The National Association of Women in Construction (NAWIC) said this was an increase of 0.1 per cent since 2019 and on average equates to a difference of $36,361 in total renumeration between males and females.
NAWIC National Chair Kristine Scheul said the report card results are disappointing given how much discussion and work has been undertaken to turn it around.
“That in 2020 we’re faced with an increase in the gender pay gap speaks to how much more engagement needs to be undertaken with our stakeholders,” she said.
“As one of our key advocacy pieces, we’ve been focused on working within the industry to reduce the pay gap below the national average. To have it actually increase is disheartening but we are looking forward to continuing our work with industry to change the trajectory.”
There have been some positive moves within industry, flexibility in construction workplaces is up 9.1 percentage points to 64.6 per cent and paid parental leave has been increased with the construction industry rising over 10 percent since 2016/17.

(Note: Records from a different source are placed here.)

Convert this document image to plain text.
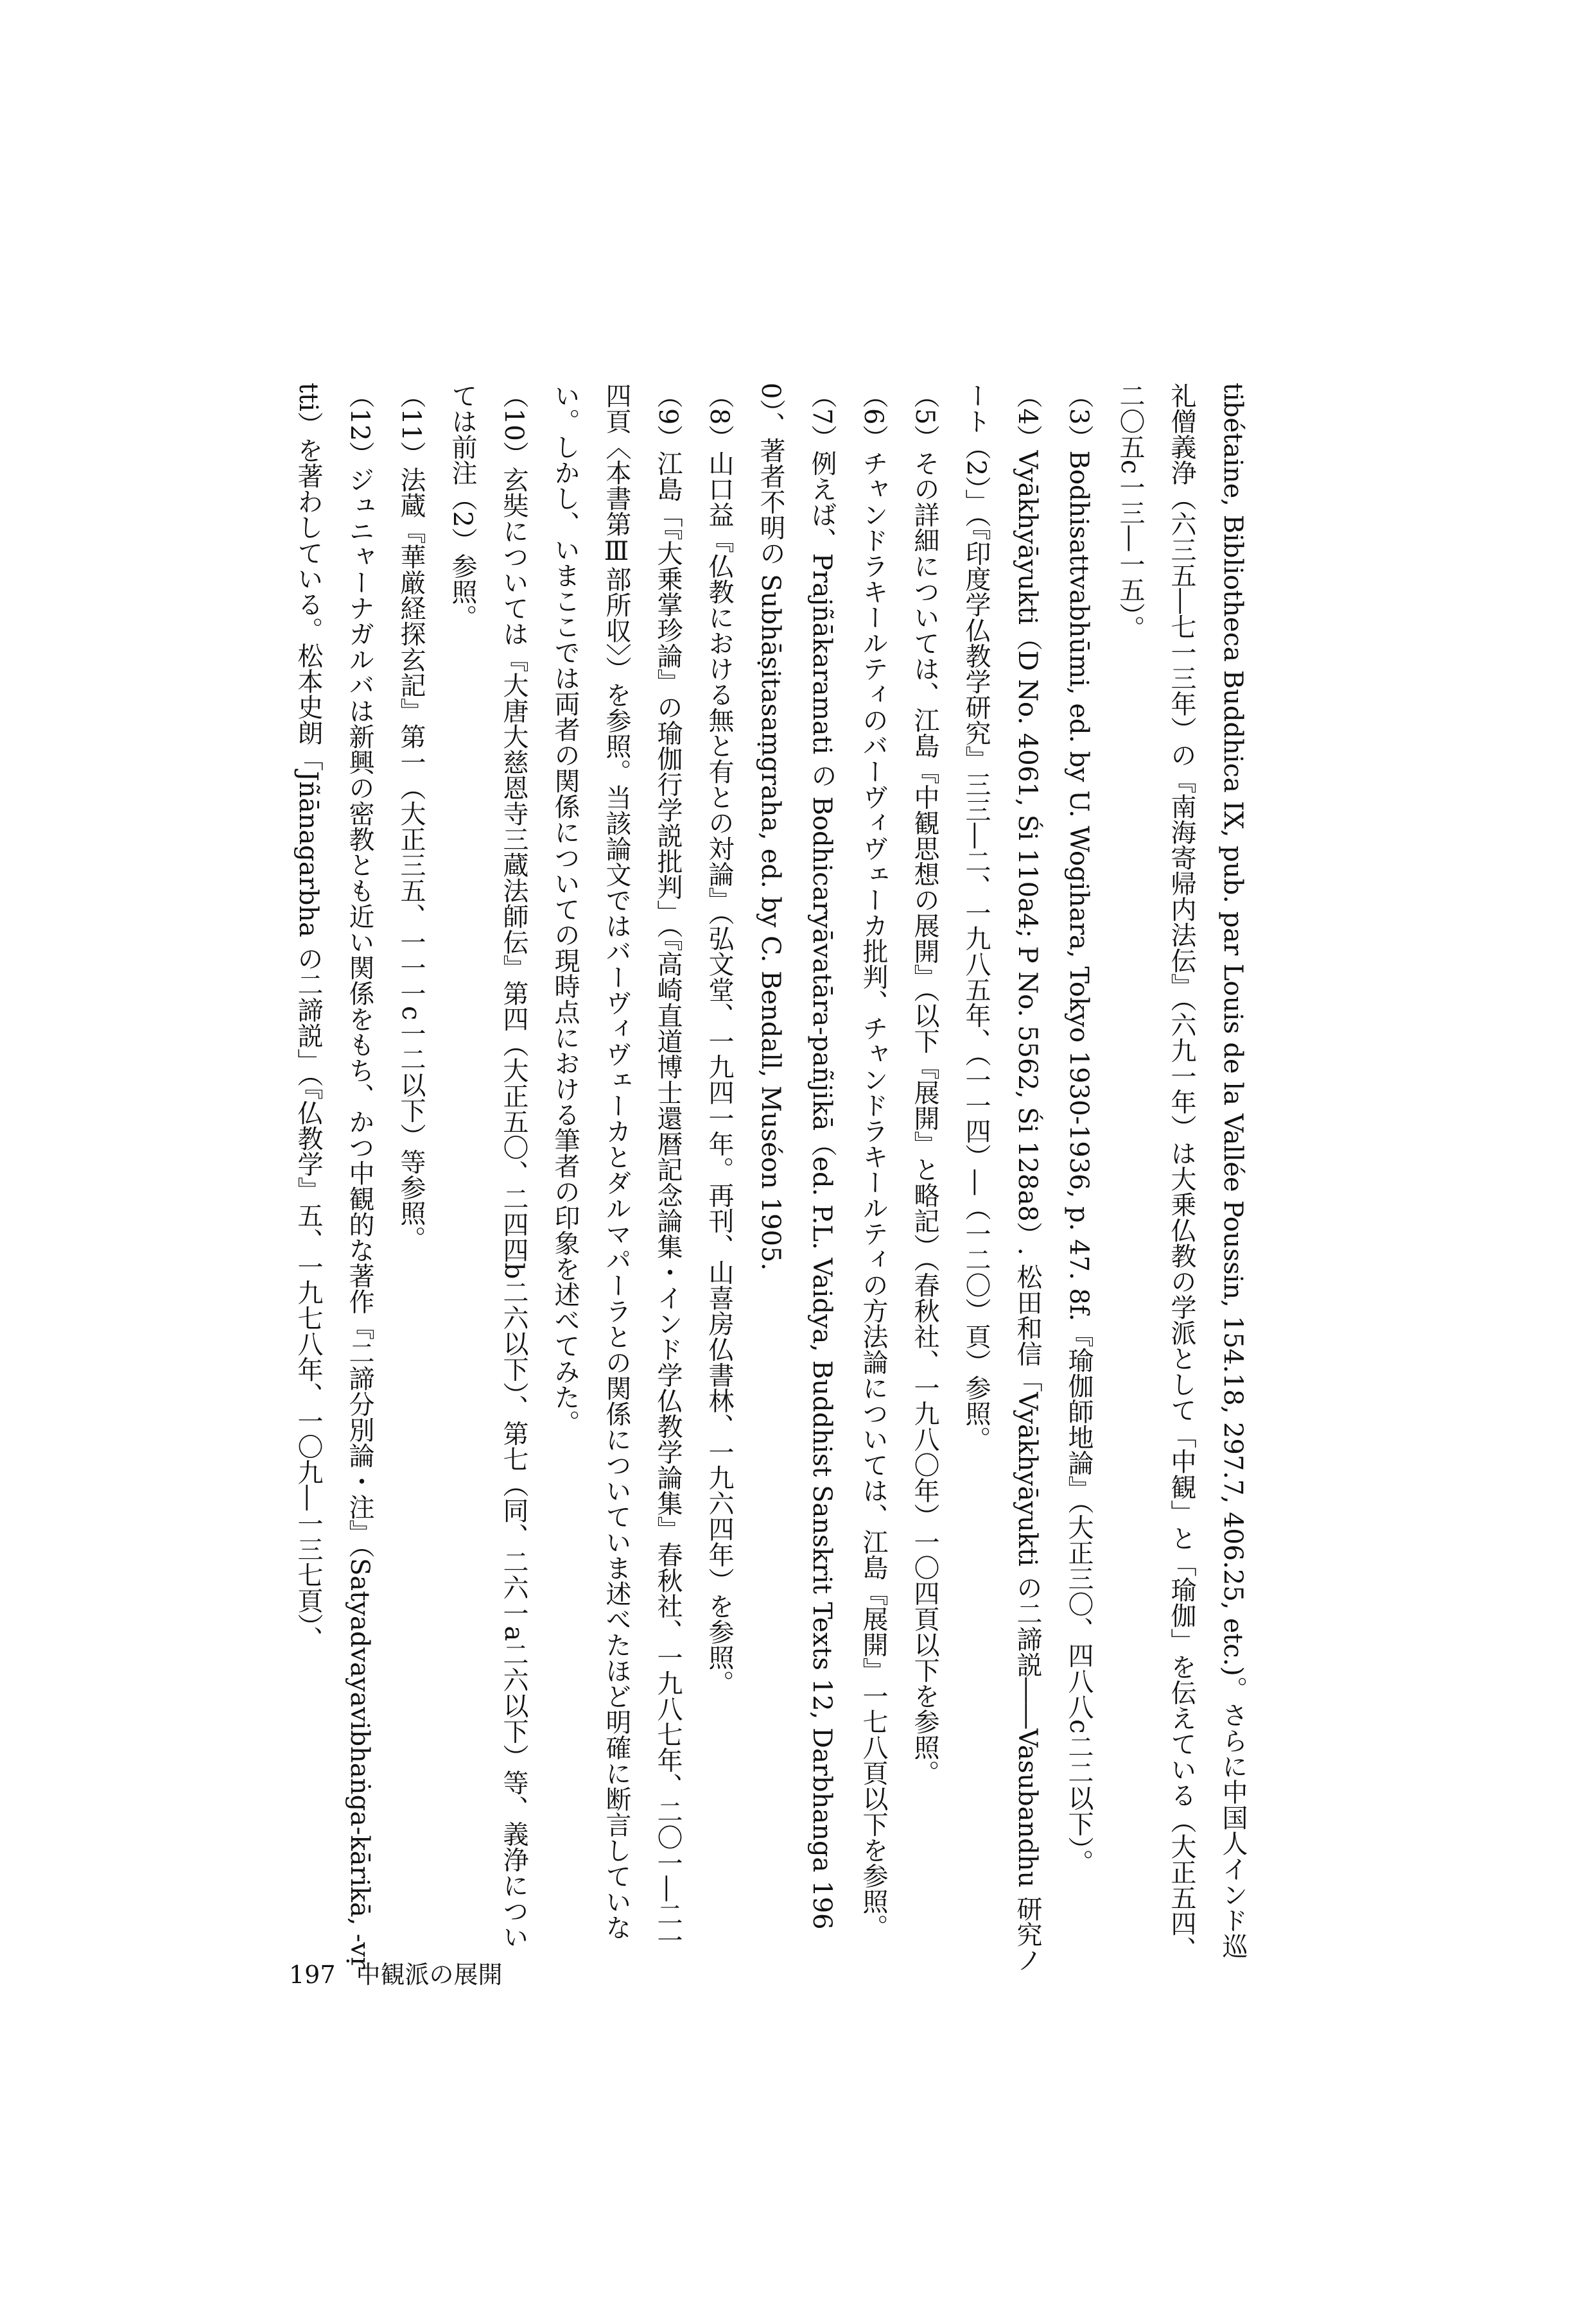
tibétaine, Bibliotheca Buddhica IX, pub. par Louis de la Vallée Poussin, 154.18, 297.7, 406.25, etc.)。さらに中国人インド巡礼僧義浄（六三五―七一三年）の『南海寄帰内法伝』（六九一年）は大乗仏教の学派として「中観」と「瑜伽」を伝えている（大正五四、二〇五c一三―一五）。
（3）Bodhisattvabhūmi, ed. by U. Wogihara, Tokyo 1930-1936, p. 47. 8f.『瑜伽師地論』（大正三〇、四八八c二二以下）。
（4）Vyākhyāyukti（D No. 4061, Śi 110a4; P No. 5562, Śi 128a8）. 松田和信「Vyākhyāyukti の二諦説――Vasubandhu 研究ノート（2）」（『印度学仏教学研究』三三―二、一九八五年、（一一四）―（一二〇）頁）参照。
（5）その詳細については、江島『中観思想の展開』（以下『展開』と略記）（春秋社、一九八〇年）一〇四頁以下を参照。
（6）チャンドラキールティのバーヴィヴェーカ批判、チャンドラキールティの方法論については、江島『展開』一七八頁以下を参照。
（7）例えば、Prajñākaramati の Bodhicaryāvatāra-pañjikā（ed. P.L. Vaidya, Buddhist Sanskrit Texts 12, Darbhanga 1960）、著者不明の Subhāṣitasaṃgraha, ed. by C. Bendall, Muséon 1905.
（8）山口益『仏教における無と有との対論』（弘文堂、一九四一年。再刊、山喜房仏書林、一九六四年）を参照。
（9）江島「『大乗掌珍論』の瑜伽行学説批判」（『高崎直道博士還暦記念論集・インド学仏教学論集』春秋社、一九八七年、二〇一―二一四頁〈本書第Ⅲ部所収〉）を参照。当該論文ではバーヴィヴェーカとダルマパーラとの関係についていま述べたほど明確に断言していない。しかし、いまここでは両者の関係についての現時点における筆者の印象を述べてみた。
（10）玄奘については『大唐大慈恩寺三蔵法師伝』第四（大正五〇、二四四b二六以下）、第七（同、二六一a二六以下）等、義浄については前注（2）参照。
（11）法蔵『華厳経探玄記』第一（大正三五、一一一c一二以下）等参照。
（12）ジュニャーナガルバは新興の密教とも近い関係をもち、かつ中観的な著作『二諦分別論・注』（Satyadvayavibhaṅga-kārikā, -vṛtti）を著わしている。松本史朗「Jñānagarbha の二諦説」（『仏教学』五、一九七八年、一〇九―一三七頁）、
197 中観派の展開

“While Covid has recently played a role in fast-tracking flexible workplace solutions, we are happy to see such a marked increase, especially when measured against other industries. The increase in paid parental leave is also a very welcome statistic,” Scheul said.
There has also been an increase in gender balance at the executive levels with female CEO’s increasing about one percent to 18.3 per cent and female representation on boards grew to 28.1 per cent.

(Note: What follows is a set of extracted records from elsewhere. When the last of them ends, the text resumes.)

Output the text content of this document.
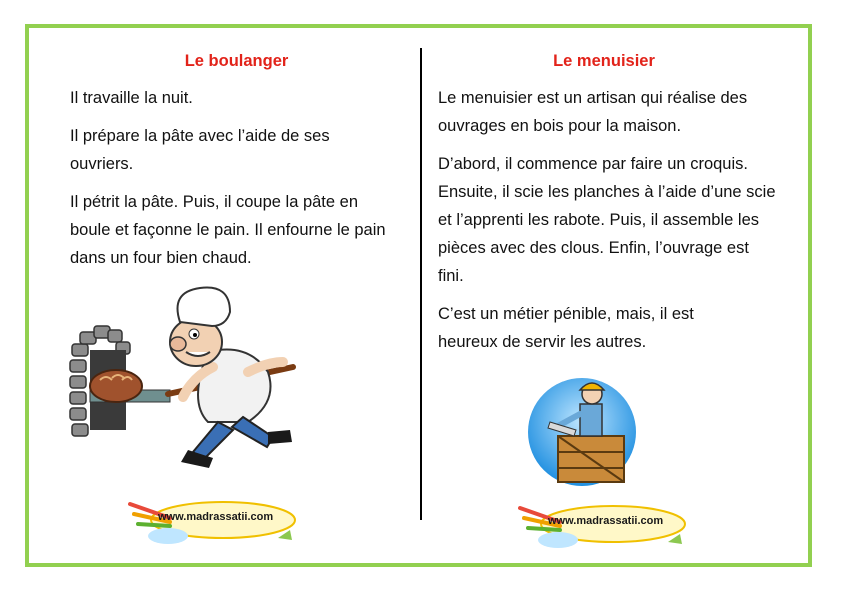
Le boulanger

Il travaille la nuit.

Il prépare la pâte avec l’aide de ses ouvriers.

Il pétrit la pâte. Puis, il coupe la pâte en boule et façonne le pain. Il enfourne le pain dans un four bien chaud.

Le menuisier

Le menuisier est un artisan qui réalise des ouvrages en bois pour la maison.

D’abord, il commence par faire un croquis. Ensuite, il scie les planches à l’aide d’une scie et l’apprenti les rabote. Puis, il assemble les pièces avec des clous. Enfin, l’ouvrage est fini.

C’est un métier pénible, mais, il est heureux de servir les autres.

www.madrassatii.com	www.madrassatii.com
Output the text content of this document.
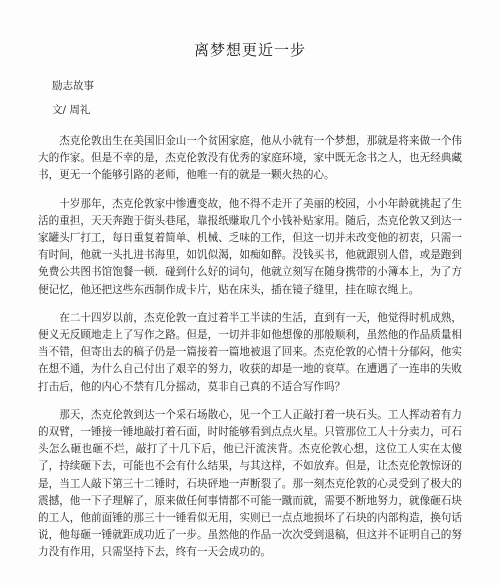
离梦想更近一步
励志故事
文/ 周礼

杰克伦敦出生在美国旧金山一个贫困家庭，他从小就有一个梦想，那就是将来做一个伟大的作家。但是不幸的是，杰克伦敦没有优秀的家庭环境，家中既无念书之人，也无经典藏书，更无一个能够引路的老师，他唯一有的就是一颗火热的心。

十岁那年，杰克伦敦家中惨遭变故，他不得不走开了美丽的校园，小小年龄就挑起了生活的重担，天天奔跑于街头巷尾，靠报纸赚取几个小钱补贴家用。随后，杰克伦敦又到达一家罐头厂打工，每日重复着简单、机械、乏味的工作，但这一切并未改变他的初衷，只需一有时间，他就一头扎进书海里，如饥似渴，如痴如醉。没钱买书，他就跟别人借，或是跑到免费公共图书馆饱餐一顿．碰到什么好的词句，他就立刻写在随身携带的小簿本上，为了方便记忆，他还把这些东西制作成卡片，贴在床头，插在镜子缝里，挂在晾衣绳上。

在二十四岁以前，杰克伦敦一直过着半工半读的生活，直到有一天，他觉得时机成熟，便义无反顾地走上了写作之路。但是，一切并非如他想像的那般顺利，虽然他的作品质量相当不错，但寄出去的稿子仍是一篇接着一篇地被退了回来。杰克伦敦的心情十分郁闷，他实在想不通，为什么自己付出了艰辛的努力，收获的却是一地的衰草。在遭遇了一连串的失败打击后，他的内心不禁有几分摇动，莫非自己真的不适合写作吗？

那天，杰克伦敦到达一个采石场散心，见一个工人正敲打着一块石头。工人挥动着有力的双臂，一锤接一锤地敲打着石面，时时能够看到点点火星。只管那位工人十分卖力，可石头怎么砸也砸不烂，敲打了十几下后，他已汗流浃背。杰克伦敦心想，这位工人实在太傻了，持续砸下去，可能也不会有什么结果，与其这样，不如放弃。但是，让杰克伦敦惊讶的是，当工人敲下第三十二锤时，石块砰地一声断裂了。那一刻杰克伦敦的心灵受到了极大的震撼，他一下子理解了，原来做任何事情都不可能一蹴而就，需要不断地努力，就像砸石块的工人，他前面锤的那三十一锤看似无用，实则已一点点地损坏了石块的内部构造，换句话说，他每砸一锤就距成功近了一步。虽然他的作品一次次受到退稿，但这并不证明自己的努力没有作用，只需坚持下去，终有一天会成功的。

Further to this increase, women now comprise 39.9 per cent of all managers. In 2019-20, 44.7 per cent of all manager appointments went to females.
“We look forward to seeing both these figures increase,” Scheul says.
“Not just within construction but across all industries. At NAWIC, we actively encourage all industry
sectors to employ women in leadership and decision-making roles so that whole-of-industry policy and cultural change is achieved actively and purposefully.”
The gender pay gap measures the difference between the average earnings of women and men, expressed by a percentage of men’s earnings. This is collected as an average across organisations, industries and the workforce as a whole.
The WEGA data is based on 4,943 reports submitted in accordance with the Workplace Gender Equality Act 2012 for the reporting period 1 April 2019 to 31 March 2020. The data covers over four million Australian employees.